Silicon Valley’s private sector is making a comeback, but technology, the valley’s economic driver, is no longer a tide that lifts all boats.
That’s one of the findings of a report released Tuesday by Joint Venture Silicon Valley and Silicon Valley Community Foundation. The report also details continued struggles in the public sector.
The Valley added more than 42,000 jobs last year, lowering the region’s unemployment rate to 8.3 percent in December. The region saw modest job growth in all private sector areas except manufacturing. Russell Hancock, Joint Venture chief executive officer, pointed to companies involved in cloud computing, Internet, mobile devices and social media as “clear drivers” of the rise in employment.
However, Hancock cautioned: “If you take away tech, we would look like any other region. In fact, we would probably look more depressed than other regions.”
“Something has changed,” Hancock said at the release of the 2012 Silicon Valley Index. “Tech used to be this tide that would lift all the boats. That doesn’t seem to be the case anymore.”
The annual overview of the state of Silicon Valley’s government, economy and society examines 40 cities in all of Santa Clara and San Mateo counties and parts of Santa Cruz and Alameda counties.
“The Silicon Valley was the last to succumb to the economic recession and it appears to be the first emerging out of it,” Hancock said. But the ongoing public sector fiscal crisis and other factors are slowing widespread economic gains, he noted.
Published since 1995, the Index analyzes leading indicators and regional trends in economic development, workforce, housing, education, public health, land use, environment, arts and culture.
Among the report’s highlights:
- Innovation: With 13,300 patents filed last year, Silicon Valley accounts for half of patent registration in California, and 12 percent in the nation.
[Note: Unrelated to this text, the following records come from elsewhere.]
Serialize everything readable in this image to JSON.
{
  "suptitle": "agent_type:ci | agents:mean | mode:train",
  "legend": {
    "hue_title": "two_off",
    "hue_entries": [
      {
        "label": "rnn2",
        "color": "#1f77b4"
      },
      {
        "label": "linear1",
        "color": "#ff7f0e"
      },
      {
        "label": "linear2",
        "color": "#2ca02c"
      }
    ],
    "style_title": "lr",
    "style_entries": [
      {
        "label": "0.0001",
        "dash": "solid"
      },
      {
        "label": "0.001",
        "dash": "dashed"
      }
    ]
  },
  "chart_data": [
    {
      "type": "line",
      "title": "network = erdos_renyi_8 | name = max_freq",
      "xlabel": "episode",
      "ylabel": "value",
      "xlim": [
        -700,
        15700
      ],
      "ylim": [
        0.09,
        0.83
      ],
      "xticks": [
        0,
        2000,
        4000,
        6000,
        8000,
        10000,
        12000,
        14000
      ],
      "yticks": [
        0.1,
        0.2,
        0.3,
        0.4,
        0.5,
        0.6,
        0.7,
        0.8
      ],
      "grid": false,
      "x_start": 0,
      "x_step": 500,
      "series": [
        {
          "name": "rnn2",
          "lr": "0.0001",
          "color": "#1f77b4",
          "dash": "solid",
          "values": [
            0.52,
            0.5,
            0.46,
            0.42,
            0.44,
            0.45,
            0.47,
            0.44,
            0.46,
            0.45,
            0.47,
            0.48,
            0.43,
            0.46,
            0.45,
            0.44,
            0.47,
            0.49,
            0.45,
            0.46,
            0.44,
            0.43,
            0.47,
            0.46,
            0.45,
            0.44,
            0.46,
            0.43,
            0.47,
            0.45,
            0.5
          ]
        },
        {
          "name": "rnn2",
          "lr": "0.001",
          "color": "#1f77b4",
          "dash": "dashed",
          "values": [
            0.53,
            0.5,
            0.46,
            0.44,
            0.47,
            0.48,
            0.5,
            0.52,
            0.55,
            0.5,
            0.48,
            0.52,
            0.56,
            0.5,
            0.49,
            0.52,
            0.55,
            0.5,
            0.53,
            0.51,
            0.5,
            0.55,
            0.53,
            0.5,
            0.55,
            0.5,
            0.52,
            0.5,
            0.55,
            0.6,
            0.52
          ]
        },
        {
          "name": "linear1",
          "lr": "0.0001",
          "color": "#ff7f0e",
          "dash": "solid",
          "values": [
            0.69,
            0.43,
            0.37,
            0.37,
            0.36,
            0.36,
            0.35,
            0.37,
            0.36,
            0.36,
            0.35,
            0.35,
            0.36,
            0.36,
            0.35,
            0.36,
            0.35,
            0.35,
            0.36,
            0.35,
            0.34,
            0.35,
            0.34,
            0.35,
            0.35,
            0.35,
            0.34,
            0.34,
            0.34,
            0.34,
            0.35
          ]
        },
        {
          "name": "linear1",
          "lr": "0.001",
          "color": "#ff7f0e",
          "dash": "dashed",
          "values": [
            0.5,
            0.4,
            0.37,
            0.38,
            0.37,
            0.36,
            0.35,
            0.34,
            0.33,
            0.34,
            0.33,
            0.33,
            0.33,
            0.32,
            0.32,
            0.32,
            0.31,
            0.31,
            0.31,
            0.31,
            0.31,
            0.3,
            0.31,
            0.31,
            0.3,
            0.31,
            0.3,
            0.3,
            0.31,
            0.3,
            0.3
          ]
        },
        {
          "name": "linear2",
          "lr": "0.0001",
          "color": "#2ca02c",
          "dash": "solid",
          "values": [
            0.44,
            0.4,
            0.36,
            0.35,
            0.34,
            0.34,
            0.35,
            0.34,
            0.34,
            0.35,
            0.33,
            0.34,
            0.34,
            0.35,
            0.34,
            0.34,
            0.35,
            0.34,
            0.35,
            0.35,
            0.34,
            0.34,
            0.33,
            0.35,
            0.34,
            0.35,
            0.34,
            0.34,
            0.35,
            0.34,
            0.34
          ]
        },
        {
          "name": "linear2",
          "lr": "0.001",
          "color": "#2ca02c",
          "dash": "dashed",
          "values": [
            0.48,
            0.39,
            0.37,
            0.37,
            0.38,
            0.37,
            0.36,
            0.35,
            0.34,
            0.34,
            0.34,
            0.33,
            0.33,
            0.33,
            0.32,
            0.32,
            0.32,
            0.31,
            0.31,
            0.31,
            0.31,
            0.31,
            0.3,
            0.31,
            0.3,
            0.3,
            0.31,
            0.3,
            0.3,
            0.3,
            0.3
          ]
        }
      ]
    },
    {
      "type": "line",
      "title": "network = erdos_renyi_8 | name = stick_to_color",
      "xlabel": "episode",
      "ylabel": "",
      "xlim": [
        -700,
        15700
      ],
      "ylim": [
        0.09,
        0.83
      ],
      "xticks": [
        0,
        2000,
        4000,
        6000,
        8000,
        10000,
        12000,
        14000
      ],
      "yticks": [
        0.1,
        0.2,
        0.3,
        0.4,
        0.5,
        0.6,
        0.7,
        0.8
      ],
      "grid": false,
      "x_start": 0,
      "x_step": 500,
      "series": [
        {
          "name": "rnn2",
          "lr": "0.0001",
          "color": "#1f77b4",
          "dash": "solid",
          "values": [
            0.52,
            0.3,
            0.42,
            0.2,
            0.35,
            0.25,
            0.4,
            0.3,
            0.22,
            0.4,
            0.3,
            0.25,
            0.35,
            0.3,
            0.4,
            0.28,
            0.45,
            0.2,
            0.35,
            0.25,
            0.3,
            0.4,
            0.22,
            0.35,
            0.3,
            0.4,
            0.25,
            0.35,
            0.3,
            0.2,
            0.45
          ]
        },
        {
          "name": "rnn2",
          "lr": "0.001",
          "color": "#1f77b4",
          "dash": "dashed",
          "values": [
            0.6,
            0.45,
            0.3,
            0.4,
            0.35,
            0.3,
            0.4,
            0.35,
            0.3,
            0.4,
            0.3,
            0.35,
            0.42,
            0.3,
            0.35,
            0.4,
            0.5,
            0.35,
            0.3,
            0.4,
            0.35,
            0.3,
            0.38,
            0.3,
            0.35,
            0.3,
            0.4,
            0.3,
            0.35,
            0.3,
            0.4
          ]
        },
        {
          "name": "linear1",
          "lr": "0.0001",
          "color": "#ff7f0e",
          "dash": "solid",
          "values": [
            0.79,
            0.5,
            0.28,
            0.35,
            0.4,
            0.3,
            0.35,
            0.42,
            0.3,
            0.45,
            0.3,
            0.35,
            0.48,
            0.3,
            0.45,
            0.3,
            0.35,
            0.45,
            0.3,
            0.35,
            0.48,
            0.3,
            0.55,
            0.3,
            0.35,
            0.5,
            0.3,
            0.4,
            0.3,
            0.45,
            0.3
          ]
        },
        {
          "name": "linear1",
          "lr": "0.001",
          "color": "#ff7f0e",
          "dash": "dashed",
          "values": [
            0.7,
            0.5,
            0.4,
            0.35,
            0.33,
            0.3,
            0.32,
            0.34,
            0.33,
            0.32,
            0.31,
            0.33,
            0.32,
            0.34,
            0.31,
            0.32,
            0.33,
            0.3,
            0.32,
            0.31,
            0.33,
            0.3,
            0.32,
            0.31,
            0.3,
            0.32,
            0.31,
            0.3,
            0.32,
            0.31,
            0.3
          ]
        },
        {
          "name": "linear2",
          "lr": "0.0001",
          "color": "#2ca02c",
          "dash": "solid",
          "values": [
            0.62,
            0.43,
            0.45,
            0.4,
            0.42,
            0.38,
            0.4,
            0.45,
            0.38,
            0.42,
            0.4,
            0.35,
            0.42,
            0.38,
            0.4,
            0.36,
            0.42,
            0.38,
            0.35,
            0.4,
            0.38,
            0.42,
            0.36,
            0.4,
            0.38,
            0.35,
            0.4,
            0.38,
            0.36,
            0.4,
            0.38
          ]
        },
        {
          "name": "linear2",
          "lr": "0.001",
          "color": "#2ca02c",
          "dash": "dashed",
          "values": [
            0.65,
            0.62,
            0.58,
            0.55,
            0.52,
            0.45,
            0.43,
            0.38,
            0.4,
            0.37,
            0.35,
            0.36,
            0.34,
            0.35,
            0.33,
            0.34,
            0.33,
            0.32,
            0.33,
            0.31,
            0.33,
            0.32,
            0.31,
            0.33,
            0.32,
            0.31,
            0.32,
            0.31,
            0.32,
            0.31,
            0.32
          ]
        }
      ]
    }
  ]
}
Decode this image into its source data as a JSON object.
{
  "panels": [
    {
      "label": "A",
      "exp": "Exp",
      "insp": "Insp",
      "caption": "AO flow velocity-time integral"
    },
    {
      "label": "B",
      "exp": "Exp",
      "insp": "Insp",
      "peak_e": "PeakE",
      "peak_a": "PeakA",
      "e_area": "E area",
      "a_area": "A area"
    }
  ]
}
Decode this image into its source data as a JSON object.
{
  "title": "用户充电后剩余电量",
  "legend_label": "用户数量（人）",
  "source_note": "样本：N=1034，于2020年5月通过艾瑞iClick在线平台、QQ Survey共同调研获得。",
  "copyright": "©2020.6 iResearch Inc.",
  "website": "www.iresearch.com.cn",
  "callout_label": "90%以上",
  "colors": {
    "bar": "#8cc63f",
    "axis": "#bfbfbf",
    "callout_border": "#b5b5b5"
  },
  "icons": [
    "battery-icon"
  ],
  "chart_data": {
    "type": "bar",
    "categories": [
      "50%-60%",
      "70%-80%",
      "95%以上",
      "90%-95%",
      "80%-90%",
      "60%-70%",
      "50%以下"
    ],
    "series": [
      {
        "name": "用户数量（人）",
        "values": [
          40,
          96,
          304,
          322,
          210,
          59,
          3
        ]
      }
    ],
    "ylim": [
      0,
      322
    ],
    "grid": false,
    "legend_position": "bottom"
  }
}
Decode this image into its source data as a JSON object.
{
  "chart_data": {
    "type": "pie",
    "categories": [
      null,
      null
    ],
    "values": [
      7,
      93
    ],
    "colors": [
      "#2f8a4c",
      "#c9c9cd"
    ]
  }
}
The number of IPOs is to 12 from 11 in 2010, compared to only 1 in 2009. Hancock said there is speculation that more companies will follow in Facebook’s lead and go public this year. “Our innovation engine seems to be heating up,” Hancock added. Total venture capital investment rose 17 percent in 2011.
- Housing: The region’s public sector has suffered, as decreases in home prices and property assessment values have eroded government revenues. While residential foreclosures fell 16 percent between the first half of 2008 and the first half of 2011, compared with 24 percent statewide, only 5 percent of new Silicon Valley housing was classified as “affordable” — a 14-year low.
- Income: Silicon Valley’s average per capita income has increased, but that’s due to greater numbers of “super rich” residents in the valley. According to the report, the number of people earning between $40,000 and $100,000 per year — middle-income earners — shrunk by 4 percent. Hancock said high earners were bringing up the average. “It’s as if we’re becoming two valleys,” the report said.
This year the Index also included a look at look at the long-term impact of Proposition 13.
Passed in 1978, Proposition 13 capped property taxes, partially to prevent older residents from being taxed out of their homes as property values increased. It also raised the legislative requirements to pass other taxes on a local level.
Author Steven Levy, the director and senior economist at the Center for the Continuing Study of the California Economy, said Prop 13 made it much made it difficult for local and state government to raise funds for education and other public services through local revenue sources.
“It’s clear that we have a tax system that no longer tracks with the economy that we’ve invented,” said Emmett D. Carson, President of Silicon Valley Community Foundation. The recession, he said, rendered an already ailing system completely defunct.
“There’s nothing on the horizon that suggests we will see the property tax revenue we enjoyed prior to 2008. In 2008, the world changed. We need to rethink how we finance local government,” he said.
Despite pockets of good news, speakers briefing the media on the report warned that they didn’t see the Index as cause to celebrate. “Companies are thriving,” Hancock said. “But it doesn’t actually translate into community health.”
“You could look at this and say Silicon Valley is a place where people come and pursue their dreams,” Hancock said, referring to statistics on economic growth. “But we don’t think that there is a ladder in place and people are climbing the ladder. The people who come to the Silicon Valley are in the first place a highly elite set.”